Erano gli uomini che portavano i soldi a casa ed amministravano la "finanza", facevano la spesa, i lavori pesanti, aggiustavano le cose che si rompevano, buttavano l'immondizia, tiravano l'acqua dal pozzo "co sicciu", riempivano i recipienti con la pompa a mano, provvedevano alla manutenzine della ghiacciaia.

LE DONNE
Le donne invece s'interessavano della "cura domestica", facevano le pulizie di casa, cucinavano, cucivano, stiravano, facevano il bucato. Un ruolo importante per le mamme era quello di occuparsi, di controllare ed educare i propri figli visto che gli uomini, per motivi di lavoro, non sempre erano presenti. Se per esempio un bambino/a prendeva i pidocchi, erano le mamme che si attivavano lavando i capelli del figlio/a con l'acqua dei lupini e pettinarli con il pettine stretto.
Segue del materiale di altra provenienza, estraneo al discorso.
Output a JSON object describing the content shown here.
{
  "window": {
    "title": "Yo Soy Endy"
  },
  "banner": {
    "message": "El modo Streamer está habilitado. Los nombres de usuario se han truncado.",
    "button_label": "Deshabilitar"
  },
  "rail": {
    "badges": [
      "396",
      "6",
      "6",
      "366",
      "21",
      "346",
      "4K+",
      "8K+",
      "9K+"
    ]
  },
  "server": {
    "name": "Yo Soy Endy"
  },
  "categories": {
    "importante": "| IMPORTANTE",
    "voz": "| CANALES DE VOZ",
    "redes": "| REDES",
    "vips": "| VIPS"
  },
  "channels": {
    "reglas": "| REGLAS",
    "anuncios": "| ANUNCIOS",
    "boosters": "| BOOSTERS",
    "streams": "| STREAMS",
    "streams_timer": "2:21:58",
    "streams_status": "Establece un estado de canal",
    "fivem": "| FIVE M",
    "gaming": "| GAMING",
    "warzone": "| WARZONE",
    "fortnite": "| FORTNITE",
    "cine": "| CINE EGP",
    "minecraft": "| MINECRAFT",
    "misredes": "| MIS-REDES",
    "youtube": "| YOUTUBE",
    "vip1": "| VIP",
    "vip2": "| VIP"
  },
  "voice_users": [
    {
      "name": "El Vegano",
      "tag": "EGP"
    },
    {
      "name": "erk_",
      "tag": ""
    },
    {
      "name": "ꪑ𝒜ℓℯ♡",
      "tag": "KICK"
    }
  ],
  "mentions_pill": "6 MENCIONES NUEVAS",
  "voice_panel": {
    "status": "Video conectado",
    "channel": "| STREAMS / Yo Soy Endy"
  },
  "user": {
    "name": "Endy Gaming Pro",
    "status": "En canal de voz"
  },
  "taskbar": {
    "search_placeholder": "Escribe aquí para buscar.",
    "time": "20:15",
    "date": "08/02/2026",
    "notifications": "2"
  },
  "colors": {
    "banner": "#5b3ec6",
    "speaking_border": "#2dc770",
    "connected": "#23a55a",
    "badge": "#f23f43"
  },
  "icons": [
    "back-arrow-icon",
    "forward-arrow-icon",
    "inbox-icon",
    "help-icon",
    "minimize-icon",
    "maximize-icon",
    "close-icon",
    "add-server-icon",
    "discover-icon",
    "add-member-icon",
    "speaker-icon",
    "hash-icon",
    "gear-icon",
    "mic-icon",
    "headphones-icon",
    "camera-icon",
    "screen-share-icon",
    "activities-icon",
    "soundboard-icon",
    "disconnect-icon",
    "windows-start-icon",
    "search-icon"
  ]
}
Eravamo bambini educati, abituati a vivere in famigle allargate, non davamo particolari problemi e soprattutto non sapevamo cosa fosse lo sperpero ed il superfluo.

NOI BAMBINI.
Nelle case, specialmente quelle a mare, c'era poco e pochissimo di tutto e noi bambini eravamo stati educati al “non avere” piuttosto che all' “avere”, ma eravamo felici lo stesso. A forza di farci da soli i giocattoli avevamo acquisito una certa manualità e spesso riuscivamo a realizzare ciò che la nostra fantasia ci suggeriva. Ci costruivamo le fionde "i filecci" per andare a caccia di lucertole e di gechi "i scurpiuna"; ci sfidavamo con i "tuppietti"; ci esibivamo nello "scinni e davacca"; costruivamo piste di sabbia per far rotolare biglie di vetro; realizzavamo canne da pesca ed acquari.